Friday, April 23, 2010

Reporter's Notebook

Paul Leonard can be reached at pleonard@vbjusa.com

Financial reform now


Yesterday, I received an email from the company that supplies my auto insurance, urging me to call my senators to oppose the implementation of the so-called Volcker Rule, named for former U.S. Federal Reserve Chairman Paul Volcker and which would limit the most-egregious speculative dealings of certain financial institutions.

Instead, I plan to do the opposite. I urge our readers to call their representatives in support of the full financial reform bill now being considered by the U.S. Senate.

While some readers may disagree, the reasons for making this call are not political. Instead, this column in support of financial reform is simply an acknowledgment of the events of the recent past.

It may be easy to forget in a time of resurgent stock prices and improved investor confidence the lessons learned from the financial meltdown. Such is the nature of the cyclical free market system, full of its ups and downs.

But for Southwest Washington business owners and workers still struggling after losing the lion’s share of their investments, their vital lines of credit and in some cases, their membership in the American middle class, there is no forgetting the loss of hard-earned capital as a result of the unchecked speculative dealings of certain financial institutions.

The bailouts of 2007-8 changed everything. There is no turning back the clock to the heady days of the 1990s and 2000s, when American ingenuity was replaced by the cannibalization of wealth, with CEOs doling out millions in bonuses while their firms dived into the red.

Common sense reform of our financial system means an end to taxpayer-funded bailouts of institutions which took irresponsible bets on the markets and lost. It means an end to the practices laid-out in the recent federal indictment against Goldman Sachs, accused of profiting from market positions taken opposite of the interests of its own clients.

Currently, lobbyists representing Wall Street interests are pushing to delay debate on the bill, a bi-partisan effort nearly two years in the making.
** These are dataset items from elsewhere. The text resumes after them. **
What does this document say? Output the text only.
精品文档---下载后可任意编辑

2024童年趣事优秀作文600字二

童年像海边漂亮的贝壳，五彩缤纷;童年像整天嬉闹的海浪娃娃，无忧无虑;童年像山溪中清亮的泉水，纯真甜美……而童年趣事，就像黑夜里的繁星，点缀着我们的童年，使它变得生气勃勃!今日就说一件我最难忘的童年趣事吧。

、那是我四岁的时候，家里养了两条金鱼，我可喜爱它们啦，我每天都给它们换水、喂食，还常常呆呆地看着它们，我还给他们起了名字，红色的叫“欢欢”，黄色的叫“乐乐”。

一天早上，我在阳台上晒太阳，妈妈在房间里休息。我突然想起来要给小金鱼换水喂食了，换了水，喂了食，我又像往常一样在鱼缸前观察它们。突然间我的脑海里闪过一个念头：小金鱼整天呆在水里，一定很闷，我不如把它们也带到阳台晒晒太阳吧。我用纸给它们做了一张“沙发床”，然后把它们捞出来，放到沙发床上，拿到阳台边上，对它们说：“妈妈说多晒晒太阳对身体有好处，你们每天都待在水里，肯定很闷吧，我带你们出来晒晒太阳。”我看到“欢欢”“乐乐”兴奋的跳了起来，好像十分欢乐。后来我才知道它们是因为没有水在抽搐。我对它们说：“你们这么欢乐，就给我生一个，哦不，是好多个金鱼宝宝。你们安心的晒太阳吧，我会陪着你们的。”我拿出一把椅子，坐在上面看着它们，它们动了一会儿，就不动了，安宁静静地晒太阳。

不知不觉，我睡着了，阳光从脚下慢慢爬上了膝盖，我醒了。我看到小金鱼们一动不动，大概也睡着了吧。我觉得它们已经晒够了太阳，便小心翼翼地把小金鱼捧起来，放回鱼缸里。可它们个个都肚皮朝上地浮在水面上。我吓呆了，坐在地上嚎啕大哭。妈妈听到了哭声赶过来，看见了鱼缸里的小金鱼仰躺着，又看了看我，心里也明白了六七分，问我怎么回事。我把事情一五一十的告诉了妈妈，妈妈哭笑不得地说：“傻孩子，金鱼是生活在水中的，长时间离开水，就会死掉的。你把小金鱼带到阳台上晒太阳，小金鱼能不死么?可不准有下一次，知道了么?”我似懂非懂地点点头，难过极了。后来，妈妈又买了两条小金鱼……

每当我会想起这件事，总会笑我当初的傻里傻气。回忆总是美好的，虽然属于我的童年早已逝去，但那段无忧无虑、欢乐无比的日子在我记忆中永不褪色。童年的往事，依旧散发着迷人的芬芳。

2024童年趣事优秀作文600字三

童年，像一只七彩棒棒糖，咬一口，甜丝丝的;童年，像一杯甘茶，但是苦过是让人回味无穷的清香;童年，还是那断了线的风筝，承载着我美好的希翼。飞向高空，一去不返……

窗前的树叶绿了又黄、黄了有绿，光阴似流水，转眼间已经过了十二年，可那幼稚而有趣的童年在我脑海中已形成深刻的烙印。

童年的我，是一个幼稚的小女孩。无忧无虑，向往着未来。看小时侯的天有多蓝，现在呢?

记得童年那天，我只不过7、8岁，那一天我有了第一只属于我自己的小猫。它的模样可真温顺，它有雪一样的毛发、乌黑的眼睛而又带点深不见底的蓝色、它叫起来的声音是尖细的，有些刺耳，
So I urge you to call senators Patty Murray and Maria Cantwell – two likely supporters of the legislation – to tell them you support their efforts to reintroduce the ultimately-American virtue of “fair play” back into the U.S. financial system.

3 comments:

Bruce said...

I cannot believe that this legislation is becoming a Democratic versus Republican debate, just from the influence of Wall street. My email inbox is flooded with opposing views. Even though Wall Street may be extremely powerful, I'm sure that Republicans lost their fair share of money a couple years back, how quickly they forget. Or is it that the lobbyist are lining their pockets sufficiently to make them forget. This should be a bipartisan effort that benefits everyone with the exception of the overpaid executives of Wall Street. Tell your senators to not back down from the pressures of the Wall Street lobbyist.

Anonymous said...

The hen house was opened up to the wolves when banks were let into the securities business and wall street became banks. No oversight, plenty of loopholes and greed overshadowed common sense. Let's reel them back in and earn any changes that will likely be applied to the bill in years to come. Enough of the stupid stalling tactics of the right. If we waited for the perfect bill then nothing would be done, like health care. Bills are amended and added to all the time. Let's not stop real improvements for our countries future!

Jake Engle said...

Fee-only, Fiduciary independent financial advisers SUPPORT all of these reforms. (We aren't your commissioned insurance agent!)
Many older Americans (Republicans, actually) schooled me on the great period of prosperity in the USA in about 1940 - 1970.
That was brought about by common sense financial reform that came after a period of unfair and deceptive business practices. Hard to believe that FDIC insurance was once controversial. Our current rebound started the March 2009 day that the SEC banned naked short selling. Capitalist can be optimistic, as the new rules will lessen the chance of such a terrible downturn as we went through in 2008. No honest person has anything to fear from these new rules.